East Lake is modern Wuhan's recreational hub. Located along the shores of (unsurprisingly) East Lake, it's the site of many of Wuhan's major attraction. Aside from the Provincial Museum, you'll discover the Botanical Gardens, which have a huge kiwi fruit collection, the stunning Cherry Blossom Park, as well as numerous scenic spots like the Listening-to-the-Waves Tower, and the Chu Castle. The whole area sprawls along the lakefront, and is divided into several zones, such as Mo Hill and Tingtao - each of which require plenty of time to explore.
These days, Wuhan is becoming a genuine artistic center (not for the first time), thanks to artists groups like Wuhan Art Terminus. But for the largest collection of contemporary and historic works from the region, visiting the Húběi Museum of Art is essential. Also situated in East Lake, the gallery has a strong representation from recent artists, as well as traditional Chinese works, oil paintings from the Revolutionary Era, sculptures, and lacquer work, too. Constantly changing special shows, and big events like the Wuhan Triennale have propelled it into the front rank of the nation's galleries.
The summer months can be warm and humid. You will enjoy a more pleasant climate in the fall or spring.
The Wuhan Tianhe International Airport (WUH) is an hour away from the downtown area. You can reach the city by taking the train, ride the bus to downtown for ¥32, or take a taxi for ¥150.
There are many direct trains that connect Wuhan with major Chinese cities like Beijing, Xi'an, and Ghangzhou.
You can drive from Yichang to Wuhan by following the G50. Reaching Wuhan from Xinyang is easy if you go south down the G4, and you can reach Wuhan from Changsha by going north on G4.
There are bus stations in Hankou and in Wuchang, and you can reach Wuhan by bus from cities like Chongqing and Xi'an.
Stay at the Holiday Inn Wuhan Riverside if you want to have a view on the Yangtze river. The Renaissance Wuhan Hotel is another good option.
Tanhualin Street - spend an afternoon on Tanhualin Street to enjoy the traditional architecture, visit some art galleries, shop for souvenirs, and try some of the cafes.
Mo Shan - head to Mo Shan if you enjoy hiking and want to visit the pagodas or escape the busy streets of the city.

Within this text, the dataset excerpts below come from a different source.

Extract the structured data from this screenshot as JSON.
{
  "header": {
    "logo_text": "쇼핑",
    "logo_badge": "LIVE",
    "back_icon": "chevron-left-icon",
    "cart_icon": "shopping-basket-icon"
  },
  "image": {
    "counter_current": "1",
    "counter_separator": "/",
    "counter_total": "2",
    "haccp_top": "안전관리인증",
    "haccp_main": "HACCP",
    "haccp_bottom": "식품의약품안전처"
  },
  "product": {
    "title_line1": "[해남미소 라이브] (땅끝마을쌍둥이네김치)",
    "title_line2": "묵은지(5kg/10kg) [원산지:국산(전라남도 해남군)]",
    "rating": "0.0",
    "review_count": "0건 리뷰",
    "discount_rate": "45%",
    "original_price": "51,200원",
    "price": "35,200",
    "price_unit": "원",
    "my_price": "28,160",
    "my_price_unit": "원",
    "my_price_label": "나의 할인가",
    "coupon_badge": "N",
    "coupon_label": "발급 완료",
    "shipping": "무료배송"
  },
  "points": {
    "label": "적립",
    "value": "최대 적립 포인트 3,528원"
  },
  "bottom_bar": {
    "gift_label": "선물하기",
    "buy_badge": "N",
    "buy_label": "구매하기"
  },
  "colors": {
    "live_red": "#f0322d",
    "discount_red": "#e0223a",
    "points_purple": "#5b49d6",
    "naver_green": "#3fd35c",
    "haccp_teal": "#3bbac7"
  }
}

Jiqing Street - this street comes to life at night. You will find many excellent restaurants where you can catch a show or eat while listening to some live music.
You can get around Wuhan thanks to the bus system, the three subway lines, or the ferry. Bus fare costs ¥2, subway fare is between ¥1 and ¥5, and the ferry is a very affordable way to enjoy some great views of the city for ¥1.50.

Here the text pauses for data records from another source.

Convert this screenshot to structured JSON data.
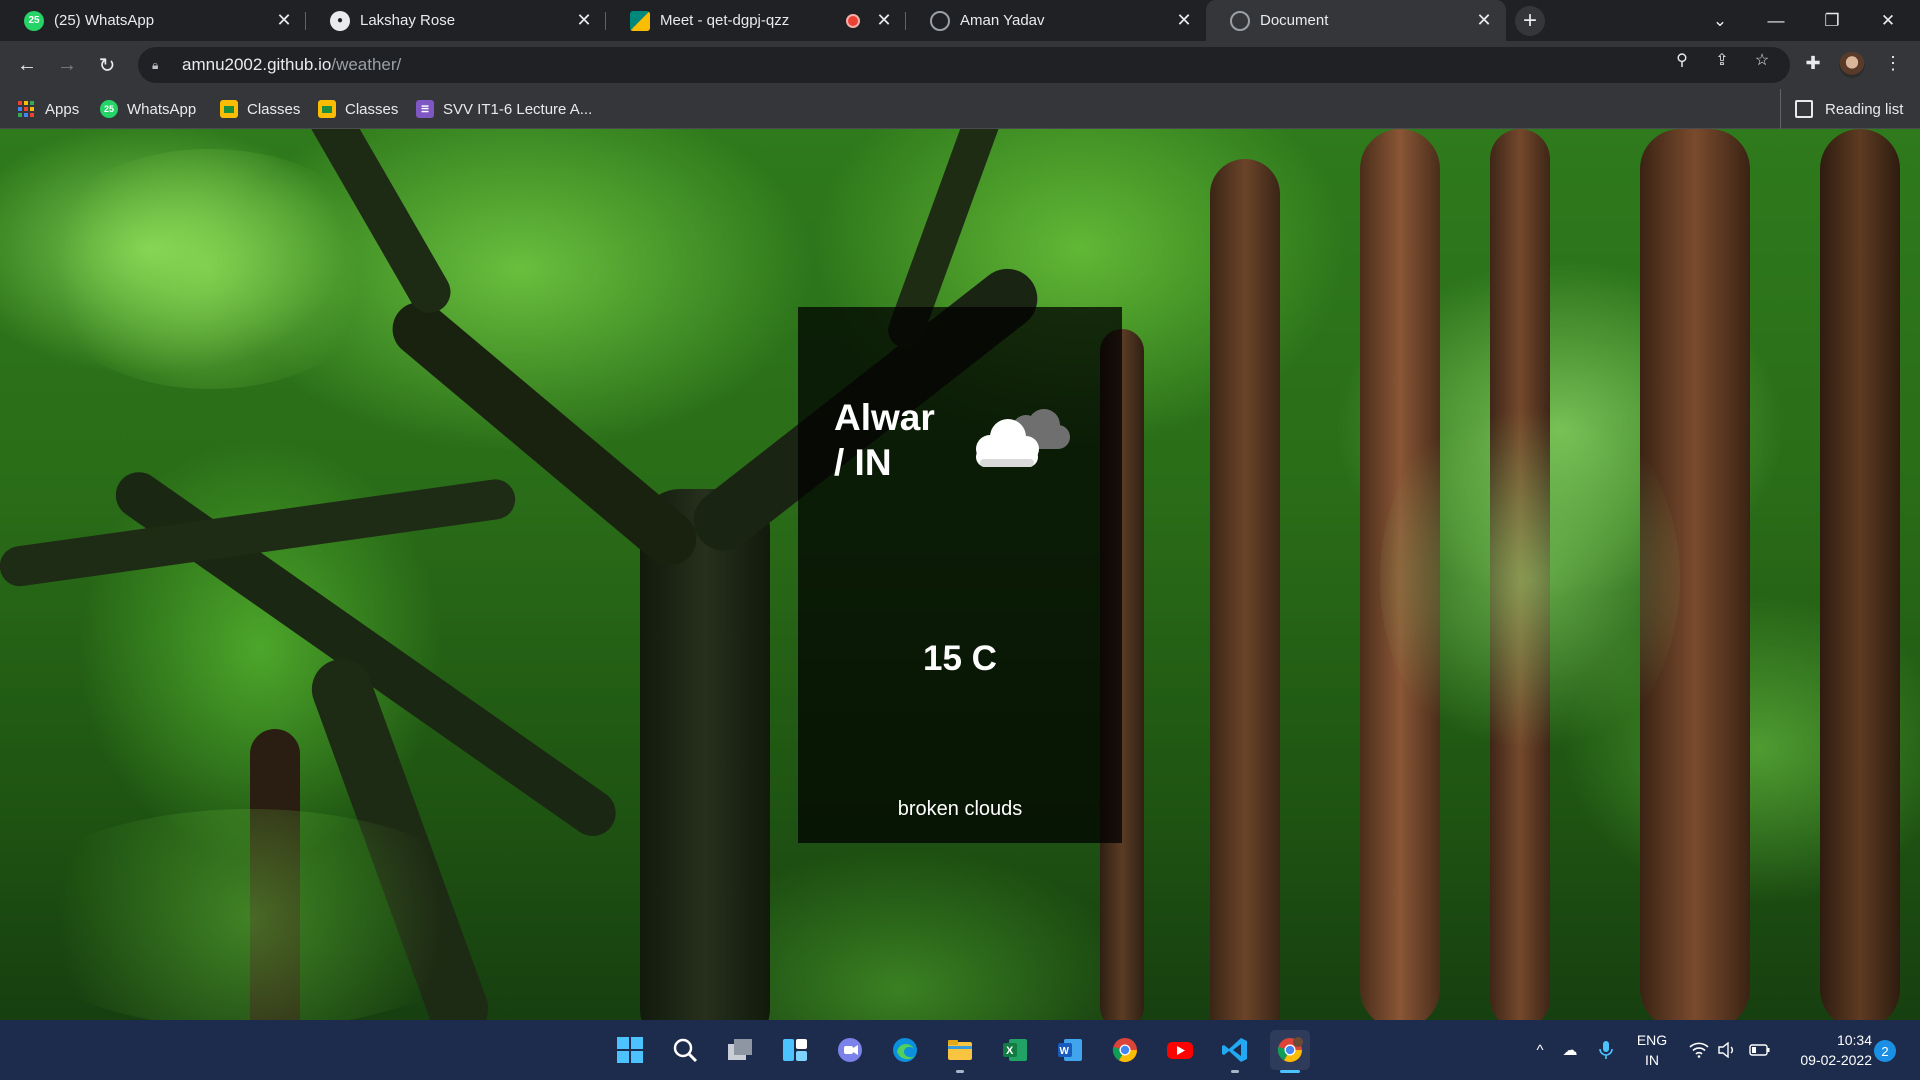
{
  "browser": {
    "tabs": [
      {
        "title": "(25) WhatsApp",
        "favicon": "whatsapp-icon",
        "badge": "25",
        "color": "#25d366"
      },
      {
        "title": "Lakshay Rose",
        "favicon": "github-icon",
        "color": "#e8eaed"
      },
      {
        "title": "Meet - qet-dgpj-qzz",
        "favicon": "meet-icon",
        "color": "#00897b"
      },
      {
        "title": "Aman Yadav",
        "favicon": "globe-icon",
        "color": "#9aa0a6"
      },
      {
        "title": "Document",
        "favicon": "globe-icon",
        "color": "#9aa0a6"
      }
    ],
    "active_tab": "Document",
    "address": {
      "host": "amnu2002.github.io",
      "path": "/weather/"
    },
    "bookmarks": [
      {
        "label": "Apps",
        "icon": "apps-grid-icon"
      },
      {
        "label": "WhatsApp",
        "icon": "whatsapp-icon",
        "badge": "25"
      },
      {
        "label": "Classes",
        "icon": "classroom-icon"
      },
      {
        "label": "Classes",
        "icon": "classroom-icon"
      },
      {
        "label": "SVV IT1-6 Lecture A...",
        "icon": "list-icon"
      }
    ],
    "reading_list": "Reading list"
  },
  "weather": {
    "city": "Alwar",
    "country_line": "/ IN",
    "temperature": "15 C",
    "description": "broken clouds",
    "icon": "broken-clouds-icon"
  },
  "taskbar": {
    "apps": [
      "windows-start-icon",
      "search-icon",
      "task-view-icon",
      "widgets-icon",
      "teams-chat-icon",
      "edge-icon",
      "file-explorer-icon",
      "excel-icon",
      "word-icon",
      "chrome-icon",
      "youtube-icon",
      "vscode-icon",
      "chrome-profile-icon"
    ],
    "language": {
      "line1": "ENG",
      "line2": "IN"
    },
    "time": "10:34",
    "date": "09-02-2022",
    "notifications": "2"
  },
  "colors": {
    "accent": "#4cc2ff",
    "card_background": "rgba(0,0,0,0.74)",
    "taskbar": "#1d2b4c"
  }
}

Taxis can be hard to find in crowded areas or at busy times. Fare should not cost more than ¥70 to get from one side of the city to another.

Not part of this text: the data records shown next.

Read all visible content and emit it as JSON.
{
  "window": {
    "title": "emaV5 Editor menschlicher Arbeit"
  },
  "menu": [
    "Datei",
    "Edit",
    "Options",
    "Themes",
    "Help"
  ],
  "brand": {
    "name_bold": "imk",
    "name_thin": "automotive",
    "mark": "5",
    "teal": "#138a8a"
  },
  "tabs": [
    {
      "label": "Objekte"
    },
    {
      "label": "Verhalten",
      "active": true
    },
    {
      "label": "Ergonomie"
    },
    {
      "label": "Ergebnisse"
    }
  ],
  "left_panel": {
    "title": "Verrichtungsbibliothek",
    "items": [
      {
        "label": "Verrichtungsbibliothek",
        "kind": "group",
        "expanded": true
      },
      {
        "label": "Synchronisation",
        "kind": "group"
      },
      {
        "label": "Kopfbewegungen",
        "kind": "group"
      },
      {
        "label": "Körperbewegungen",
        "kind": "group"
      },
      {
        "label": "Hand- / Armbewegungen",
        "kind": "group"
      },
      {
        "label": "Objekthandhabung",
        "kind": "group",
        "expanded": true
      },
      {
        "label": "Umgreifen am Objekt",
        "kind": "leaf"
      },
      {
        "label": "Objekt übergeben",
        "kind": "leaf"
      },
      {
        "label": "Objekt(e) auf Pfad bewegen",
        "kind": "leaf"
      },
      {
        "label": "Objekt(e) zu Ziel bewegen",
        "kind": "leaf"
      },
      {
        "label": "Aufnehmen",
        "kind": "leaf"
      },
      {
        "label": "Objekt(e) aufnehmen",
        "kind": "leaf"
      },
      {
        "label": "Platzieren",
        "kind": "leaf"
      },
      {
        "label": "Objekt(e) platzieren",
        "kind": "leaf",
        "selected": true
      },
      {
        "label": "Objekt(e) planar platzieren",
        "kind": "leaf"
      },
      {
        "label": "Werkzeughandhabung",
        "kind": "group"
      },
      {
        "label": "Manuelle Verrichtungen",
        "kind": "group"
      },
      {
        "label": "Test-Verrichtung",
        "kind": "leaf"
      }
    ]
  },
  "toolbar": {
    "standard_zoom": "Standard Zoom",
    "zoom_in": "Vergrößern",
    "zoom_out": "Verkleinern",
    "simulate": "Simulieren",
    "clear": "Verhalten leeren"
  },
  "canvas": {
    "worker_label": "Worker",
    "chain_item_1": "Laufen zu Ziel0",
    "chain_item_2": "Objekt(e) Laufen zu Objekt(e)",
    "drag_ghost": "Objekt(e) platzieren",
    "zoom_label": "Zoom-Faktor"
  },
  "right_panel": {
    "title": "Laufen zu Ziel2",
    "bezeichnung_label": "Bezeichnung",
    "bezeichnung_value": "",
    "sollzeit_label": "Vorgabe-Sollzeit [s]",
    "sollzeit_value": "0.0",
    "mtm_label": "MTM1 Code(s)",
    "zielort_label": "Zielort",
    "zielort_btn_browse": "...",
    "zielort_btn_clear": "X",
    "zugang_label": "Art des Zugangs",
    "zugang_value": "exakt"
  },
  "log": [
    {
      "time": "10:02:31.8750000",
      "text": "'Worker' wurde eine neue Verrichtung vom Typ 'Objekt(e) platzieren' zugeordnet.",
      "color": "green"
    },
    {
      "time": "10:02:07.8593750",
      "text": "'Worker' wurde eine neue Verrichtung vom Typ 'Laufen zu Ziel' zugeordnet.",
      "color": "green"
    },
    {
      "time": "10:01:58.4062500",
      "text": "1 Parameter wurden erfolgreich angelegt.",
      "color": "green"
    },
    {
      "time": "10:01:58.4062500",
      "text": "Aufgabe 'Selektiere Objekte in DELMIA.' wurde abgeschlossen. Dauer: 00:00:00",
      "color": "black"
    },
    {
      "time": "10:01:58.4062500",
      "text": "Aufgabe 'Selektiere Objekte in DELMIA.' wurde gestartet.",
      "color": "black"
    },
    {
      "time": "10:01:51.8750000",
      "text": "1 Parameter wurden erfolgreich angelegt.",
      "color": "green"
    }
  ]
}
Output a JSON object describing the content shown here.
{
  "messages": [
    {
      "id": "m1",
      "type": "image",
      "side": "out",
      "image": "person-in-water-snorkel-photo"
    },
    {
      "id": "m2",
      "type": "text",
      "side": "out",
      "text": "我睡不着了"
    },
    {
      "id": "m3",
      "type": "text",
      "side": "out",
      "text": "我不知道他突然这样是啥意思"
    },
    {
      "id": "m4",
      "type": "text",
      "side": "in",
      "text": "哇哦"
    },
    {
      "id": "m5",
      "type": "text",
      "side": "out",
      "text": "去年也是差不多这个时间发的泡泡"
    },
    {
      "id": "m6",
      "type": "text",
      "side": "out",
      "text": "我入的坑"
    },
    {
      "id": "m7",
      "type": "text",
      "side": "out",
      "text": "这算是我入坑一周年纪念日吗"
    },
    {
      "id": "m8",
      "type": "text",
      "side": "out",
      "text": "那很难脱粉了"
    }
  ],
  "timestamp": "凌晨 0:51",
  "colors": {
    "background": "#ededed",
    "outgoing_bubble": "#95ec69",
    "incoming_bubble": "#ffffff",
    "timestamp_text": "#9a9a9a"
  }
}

There is an Avis location in Wuhan where you can rent a vehicle for ¥200 a day. Driving is not ideal due to the traffic.
You will find many stores on Han Street and at the Wanda Plaza if you want to shop for clothes and accessories. Check out the night market on Jianghan Road.
You will find Walmart and Carrefour locations in Wuhan. A gallon of milk should cost you ¥40.
Head to Charm for traditional fare at a good price. Grandma's Kitchen is one of the best places for European fare. A quick meal should cost ¥20, but an upscale restaurant will cost ¥70 or more.